4. Phosphorus Strategy

Seeding timing remains critical (see Figures 1 and 2).

If you need to stretch phosphorus until the next delivery or lack of total supply, consider the following rules of thumb:

a) Canola can operate at ~75% of cereal P due to better root exploration
b) If PBI is lower than Colwell P, P rates can be reduced (see Figure 3)
c) Wet soils require less P than dry soils
d) Warm, wet conditions increase mineralisation—allowing reduced P
e) P requirements after canola are typically 10–20% higher
f) Higher pH soils have greater P availability – watch sub 5 in CaCl
g) The first 8–10 units of P deliver the greatest yield response; marginal returns decline thereafter (see Figure 4)
h) Subsoil constraints reduce root access—may require higher P
i) Wheat is most responsive to P; oats are least—reduce oats before wheat
j) Only ~15% of applied P is used in year one; the remainder contributes to legacy P

Key point: Avoid removing P entirely; small applications still deliver strong yield benefits.

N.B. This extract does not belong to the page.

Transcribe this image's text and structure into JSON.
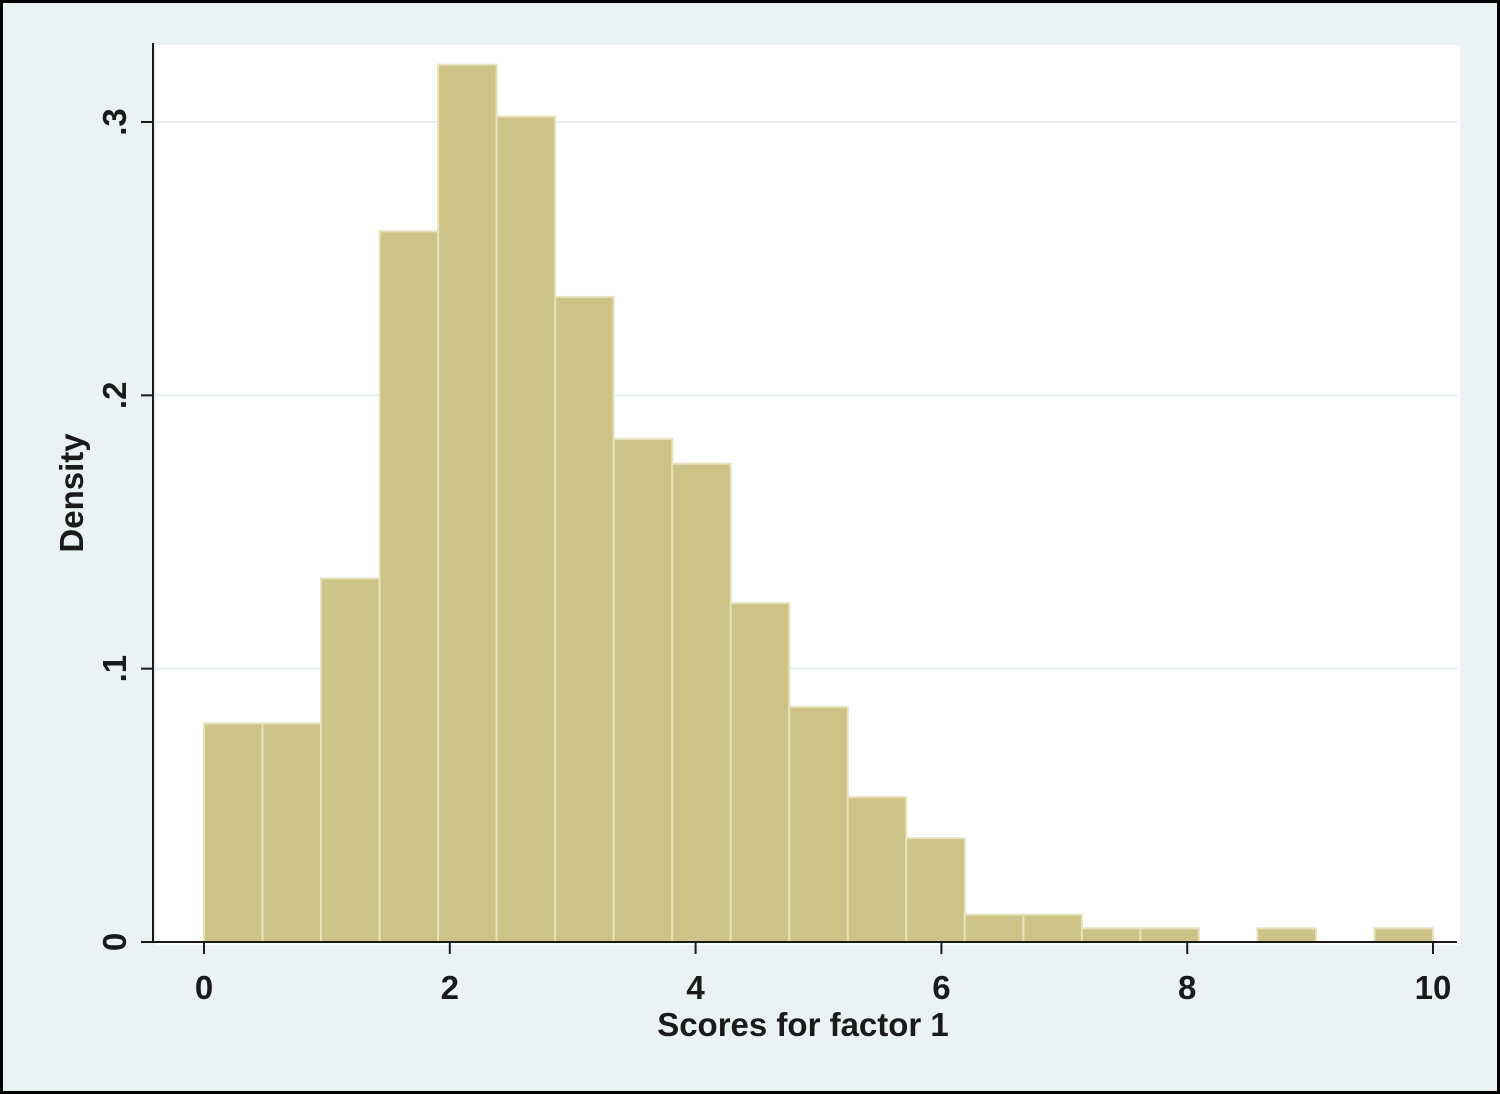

Figure 1. Impact of Seeding Delay

Figure 2. Canola Yield Impact from Sowing Time

Figure 3. PBI and Colwell P Guide

Figure 4. P Marginal Response Curve x P and Rainfall (Seeding Time)

(Note: this is an example only – individual soil types and location will have different P response curves)

5. Nitrogen Strategy

Nitrogen is the true variable cost. Whether you target a 1t crop or a 5t crop, you still need to spray, seed, fertilise and harvest. The final level of nitrogen is truly variable in nature given the season you receive. Be careful not to drop a key profit-influencing nutrient without careful consideration (see Figure 5). Take the time to assess each paddock for tailored nitrogen requirements rather than broad-brush approaches. Nitrogen may need to be rationed, and as such, careful considerations on ROI should be assessed.

Key considerations:

a) High biomass from 2025 means N tie-up is likely to lead to reduced efficiency.
– In extreme cases, strategic stubble reduction may be considered.
b) Nitrogen applied after Z31 in cereals typically influences protein, not yield.
c) Canola uses ~80 units N/t but only exports ~50%
→ Following crops benefit from residual N
d) Organic carbon is a strong indicator of mineralisation potential (OC% x GSR x 0.15 = Estimated Soil N).
e) February rainfall may increase mineralisation for those fortunate to receive it -consider soil testing
f) Leverage N from legumes (including multi-year carryover effects).
g) Crop type matters-varieties differ in N efficiency (see Figure 6).
h) Hybrid canola is highly responsive to nitrogen-avoid under-fertilising (see Figure 7).

Figure 5. Nitrogen Sensitivity

Figure 6. Varietal Response to Nitrogen

Figure 7 Nitrogen Response Curve

6. Grain Marketing

Grain marketing opportunities are emerging due to global supply disruptions.

While input costs have risen, grain prices have also strengthened from a low base.

Stay proactive:

Engage regularly with marketers

Capture price opportunities where appropriate

It would be a missed opportunity to absorb the downside of the crisis without capturing the upside.

Wrapping Up

While this situation presents a significant challenge, it also creates an opportunity for those willing to adapt.

Opportunities include:

a) Reassessing input strategies and identifying where high-cost inputs deliver strong ROI
b) Building more resilient systems (fuel storage, fertiliser capacity)
c) Capturing improved grain prices
d) Rethinking rotations and biological nitrogen strategies

Final Thought

The coming months will be challenging.

Gather your advisory team, communicate clearly and frequently, make calm and considered decisions—and most importantly, look for the opportunities that will exist for those prepared to find them.